In my opinion it should only be encoded with json and this should be done by jsonify.

veltrup · February 17, 2023, 7:24am

See this commit

dingedi · February 17, 2023, 8:04am

this commit normally fix this issue, https://github.com/LibreTranslate/LibreTranslate/issues/203

but this surely generates a problem in your case, it must not come from argostranslate because with translate=“no” argostransate does not translate

veltrup · February 17, 2023, 8:22am

Maybe it would be better to check if the training data is in HTML format and unescap it first or transform it in plain text?

dingedi · February 17, 2023, 9:09am

I believe this has been done, the data is now filtered for the html.
but the problem is not with argostranslate but with the commit which solves a problem when the translation is text, but which maybe seems to create your problem in the case of the html translation.
I’ll look at that when I have time.

argosopentech · February 17, 2023, 1:59pm

I’m not doing any data filtering for HTML entities in the Argos Translate data anymore. I used to but I stopped because it was very slow.

veltrup · February 17, 2023, 2:45pm

From my point of view, it would be the right way to go. Maybe the performance can still be optimized?

I would be interested to know where this was removed.

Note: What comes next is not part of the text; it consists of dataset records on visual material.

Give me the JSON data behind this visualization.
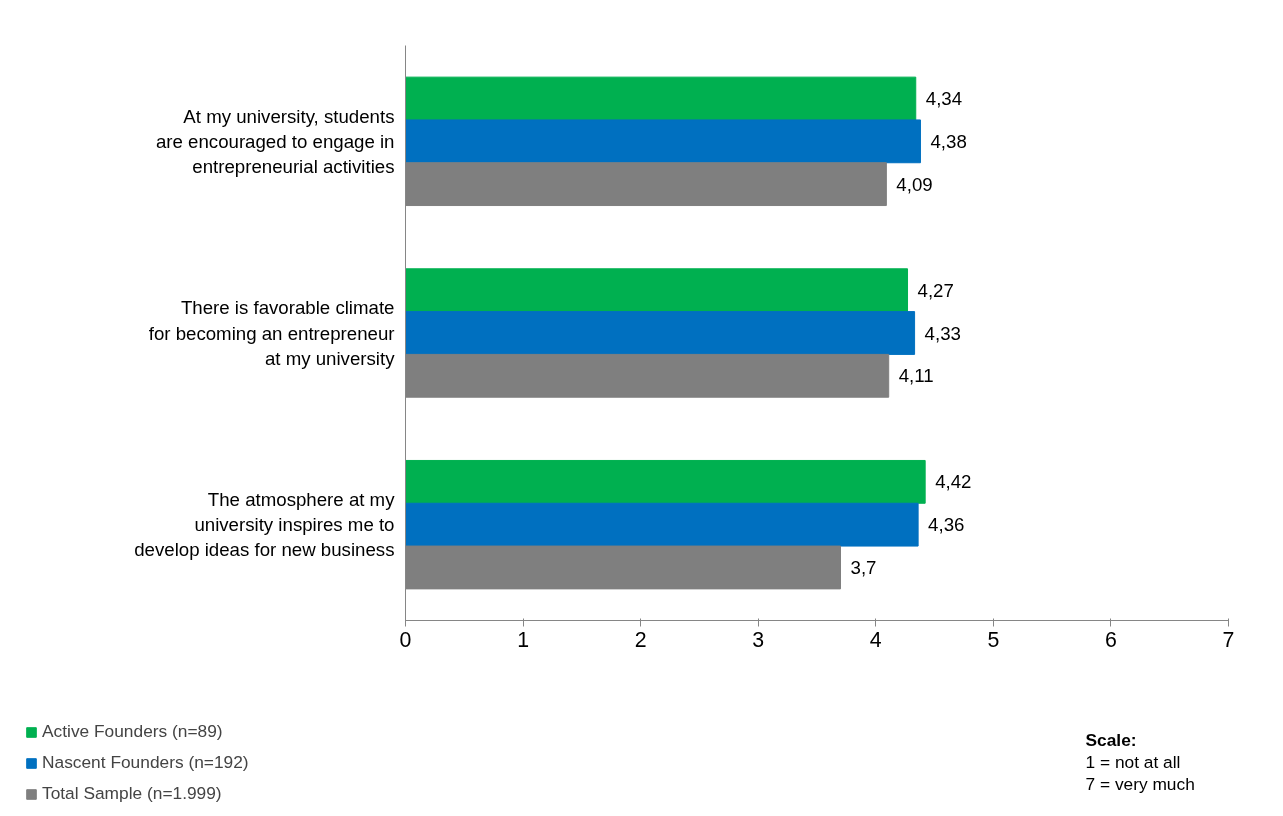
{
  "chart_data": {
    "type": "bar",
    "orientation": "horizontal",
    "categories": [
      "At my university, students\nare encouraged to engage in\nentrepreneurial activities",
      "There is favorable climate\nfor becoming an entrepreneur\nat my university",
      "The atmosphere at my\nuniversity inspires me to\ndevelop ideas for new business"
    ],
    "series": [
      {
        "name": "Active Founders (n=89)",
        "color": "#00b050",
        "values": [
          4.34,
          4.27,
          4.42
        ],
        "value_labels": [
          "4,34",
          "4,27",
          "4,42"
        ]
      },
      {
        "name": "Nascent Founders (n=192)",
        "color": "#0070c0",
        "values": [
          4.38,
          4.33,
          4.36
        ],
        "value_labels": [
          "4,38",
          "4,33",
          "4,36"
        ]
      },
      {
        "name": "Total Sample (n=1.999)",
        "color": "#7f7f7f",
        "values": [
          4.09,
          4.11,
          3.7
        ],
        "value_labels": [
          "4,09",
          "4,11",
          "3,7"
        ]
      }
    ],
    "xlim": [
      0,
      7
    ],
    "xticks": [
      0,
      1,
      2,
      3,
      4,
      5,
      6,
      7
    ],
    "grid": false,
    "legend": "bottom left",
    "annotations": [
      "Scale:",
      "1 = not at all",
      "7 = very much"
    ]
  }
}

Jourdelune · February 17, 2023, 8:26pm

maybe you must train the model to respect html tag or markdown; or also add a special segment of text to control the formating of translation, currently, we lose the context with markdown if we want that libretranslate respect the formatting.
eg: to **invite it again** on https://google.com.
will be split to:
[‘invite it again’, ‘on’]